5-year acres: 1,100,000 (perpetual) grassland, 303,000 wetland
5-year cost: $660 million
Grassland remains a limiting factor for bird production in this region. PHJV converts 35,000-40,000 acres of cropland to haylands and pasture annually. Mostly targeted to high wetland/waterfowl density target landscapes (supported by NAWCA match funding). Delivered primarily by NGOs. These efforts mostly occur in landscapes supporting cattle production. See also marginal cropland restoration above.
5-year acres: 500,000
5-year cost: $34 million
PHJV partners provide extension (the application of scientific research and new knowledge to agricultural practices through farmer education) and tech transfer (the transfer of technological advances or improvements to farmers) to support beef cattle ranchers. The information shared in this program will help ranchers employ best management practices and increase ranch profitability.
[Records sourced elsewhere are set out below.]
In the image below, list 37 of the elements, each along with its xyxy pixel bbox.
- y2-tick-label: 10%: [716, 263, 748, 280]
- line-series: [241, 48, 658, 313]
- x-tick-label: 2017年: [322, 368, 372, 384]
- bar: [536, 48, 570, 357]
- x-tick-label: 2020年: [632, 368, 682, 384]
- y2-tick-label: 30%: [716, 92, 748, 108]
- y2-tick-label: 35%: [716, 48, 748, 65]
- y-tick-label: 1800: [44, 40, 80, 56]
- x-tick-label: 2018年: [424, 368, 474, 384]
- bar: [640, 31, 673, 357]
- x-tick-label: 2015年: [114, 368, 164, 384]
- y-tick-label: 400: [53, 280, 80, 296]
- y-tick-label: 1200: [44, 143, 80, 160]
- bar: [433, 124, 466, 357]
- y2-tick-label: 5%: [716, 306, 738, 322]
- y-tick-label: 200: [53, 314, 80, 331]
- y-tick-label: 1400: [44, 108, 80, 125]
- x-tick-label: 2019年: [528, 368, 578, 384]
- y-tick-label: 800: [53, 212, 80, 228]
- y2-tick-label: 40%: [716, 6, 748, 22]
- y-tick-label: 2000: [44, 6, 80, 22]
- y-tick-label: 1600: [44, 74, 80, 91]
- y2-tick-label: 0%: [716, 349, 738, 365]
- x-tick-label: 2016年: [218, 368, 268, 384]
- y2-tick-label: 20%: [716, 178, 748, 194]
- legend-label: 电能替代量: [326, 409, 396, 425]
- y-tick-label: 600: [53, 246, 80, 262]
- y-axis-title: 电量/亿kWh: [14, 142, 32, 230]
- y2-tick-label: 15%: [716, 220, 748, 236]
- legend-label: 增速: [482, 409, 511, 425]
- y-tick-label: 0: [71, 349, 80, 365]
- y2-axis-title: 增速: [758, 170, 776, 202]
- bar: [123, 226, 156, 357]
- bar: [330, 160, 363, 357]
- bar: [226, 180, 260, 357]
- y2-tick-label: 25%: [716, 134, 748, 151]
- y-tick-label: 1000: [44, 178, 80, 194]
Sustainable ranching on the landscape lowers the risk of grassland and wetland conversion by keeping them in beef production and enhancing the environmental and conservation values they provide.
5-year acres: 100,000
5-year cost: unknown
Wetland loss rates continue to be a primary concern for the PHJV (losing ~27,000 acres per year) – mostly small temporary and seasonal wetlands of high value to waterfowl and wetland birds. Restoration efforts are ~1,500 acres per year. Most effort is being put into enacting provincial wetland protection policies and regulations with some success. Targeted to high wetland/waterfowl density landscapes (supported by NAWCA match funding).